It's Tuesday, May Whatever.
I think I counted about thirty-two stuffed animals hanging on the clothesline, mostly bears, hanging neatly by their ears, and dripping water on the sun-warmed concrete. Clearly the resident little person had been doing his/her Spring cleaning.
It wasn't the only sign that Spring was here. I also saw luminous green grass, candy-coloured tulips, and topless old men riding rickety bicycles. And of course, with the trees and the flowers and the grass came the (ah-ah-ah-) aaaaaa-allergies that conspire to make my life miserable.
But they weren't the only thing bothering me this Spring. I was bummed because we were broke -- a really 21st century broke -- meaning up to our noses in debt. A student loan kind of broke, a recently moved across Canada kind of broke, a no-credit to buy a house kind of broke, and partly a quality of life choice kind of broke.
Of course, the problem wasn't being broke. I had been broke for a long time.
The problem was that I wanted to play tennis.
This was something I was able to do in Vancouver whether I was broke or only half-broke. But in Drummondville it was going to cost us at least $100 to gain access to a court and needless to say, we didn't have it. And so, I became depressed at the thought of a tennis-less summer.
Then I thought: Why be depressed? Why not be rebels with a cause?
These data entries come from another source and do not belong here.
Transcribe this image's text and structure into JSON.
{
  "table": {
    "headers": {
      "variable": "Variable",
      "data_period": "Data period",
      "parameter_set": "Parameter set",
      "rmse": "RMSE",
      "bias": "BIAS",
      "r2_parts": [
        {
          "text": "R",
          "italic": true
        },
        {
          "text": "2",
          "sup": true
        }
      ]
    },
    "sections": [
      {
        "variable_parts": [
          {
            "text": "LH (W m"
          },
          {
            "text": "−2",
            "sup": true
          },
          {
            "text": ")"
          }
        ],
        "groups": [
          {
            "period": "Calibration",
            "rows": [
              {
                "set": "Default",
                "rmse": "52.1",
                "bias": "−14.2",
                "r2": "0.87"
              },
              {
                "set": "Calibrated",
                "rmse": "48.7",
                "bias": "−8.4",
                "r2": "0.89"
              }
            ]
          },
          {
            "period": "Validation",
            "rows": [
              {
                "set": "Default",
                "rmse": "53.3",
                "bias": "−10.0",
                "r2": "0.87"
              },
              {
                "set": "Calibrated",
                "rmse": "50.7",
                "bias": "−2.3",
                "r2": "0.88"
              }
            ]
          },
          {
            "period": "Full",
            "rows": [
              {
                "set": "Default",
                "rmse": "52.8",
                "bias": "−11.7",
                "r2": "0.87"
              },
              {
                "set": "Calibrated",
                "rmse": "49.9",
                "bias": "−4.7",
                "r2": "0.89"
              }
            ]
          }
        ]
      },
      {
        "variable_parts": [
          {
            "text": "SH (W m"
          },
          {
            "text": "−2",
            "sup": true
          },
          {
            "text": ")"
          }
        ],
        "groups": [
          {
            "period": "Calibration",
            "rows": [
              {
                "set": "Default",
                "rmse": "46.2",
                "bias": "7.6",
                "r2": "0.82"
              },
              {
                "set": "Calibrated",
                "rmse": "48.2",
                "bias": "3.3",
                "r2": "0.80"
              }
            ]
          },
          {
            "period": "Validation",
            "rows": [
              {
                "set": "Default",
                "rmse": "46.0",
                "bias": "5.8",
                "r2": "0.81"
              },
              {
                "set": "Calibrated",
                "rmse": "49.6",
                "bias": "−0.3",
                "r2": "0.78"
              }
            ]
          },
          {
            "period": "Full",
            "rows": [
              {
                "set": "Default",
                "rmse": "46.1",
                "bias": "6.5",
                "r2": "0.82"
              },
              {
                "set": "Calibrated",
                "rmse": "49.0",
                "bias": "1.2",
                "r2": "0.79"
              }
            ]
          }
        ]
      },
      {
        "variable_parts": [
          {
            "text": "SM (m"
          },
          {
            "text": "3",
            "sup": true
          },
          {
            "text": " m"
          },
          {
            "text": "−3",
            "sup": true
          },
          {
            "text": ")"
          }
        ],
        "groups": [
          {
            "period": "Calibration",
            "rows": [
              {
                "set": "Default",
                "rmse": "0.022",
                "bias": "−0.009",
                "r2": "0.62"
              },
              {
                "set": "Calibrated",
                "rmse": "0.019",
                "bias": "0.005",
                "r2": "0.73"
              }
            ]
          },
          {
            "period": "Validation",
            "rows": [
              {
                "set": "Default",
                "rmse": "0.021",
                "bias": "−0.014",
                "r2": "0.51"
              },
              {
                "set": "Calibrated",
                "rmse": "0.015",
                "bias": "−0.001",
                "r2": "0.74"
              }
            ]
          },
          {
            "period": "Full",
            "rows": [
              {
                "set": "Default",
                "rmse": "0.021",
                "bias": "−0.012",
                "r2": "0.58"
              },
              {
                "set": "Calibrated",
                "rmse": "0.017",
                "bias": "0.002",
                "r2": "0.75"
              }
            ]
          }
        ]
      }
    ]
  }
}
Why not play tennis wherever and whenever we can? (Long live free access to recreation!)
So on Tuesday May whatever, we headed down to a set of beautiful courts by the river. And we played. Only one of the four courts was being used, anyway. And somehow, I felt better.
Maybe Spring has a way of making you believe nothing matters. After playing, we sat by the St-François River. Ghis meandered off to get the sunscreen from the car and while he was gone, the wind gently flipped through the pages of his book.
When he came back, I put on the sunscreen which smelled like a giant papaya. "Things are not so bad," I thought as I gazed across the sparkling river.
I played an old trick and imagined myself into an empty-looking house on the far bank -- an expensive one. It was close to the water and had a pool. "I could laze around there on hot days," I thought, "the icy cold water reviving and revitalizing me."
Or how about the two-story blue house with the round submarine window? I could carry a tall lemonade up the stairs in the afternoons and sit in my submarine office and write a novel.
Suddenly, like a rock splashing into the glassy water, I woke up. I was not there, I was here, and I didn't have a house. I didn't have the money to buy a house and I wasn't sure when I would -- unless the river bank could give us a loan.
Then a realization floated by on a Spring breeze and I grabbed it. It was Tuesday May whatever and I was not at work like the people who lived in the houses. Maybe we didn't have money, but we had time. And playing rebel tennis and sitting in the sun with the-one-I-that-I-love? What could be better than that?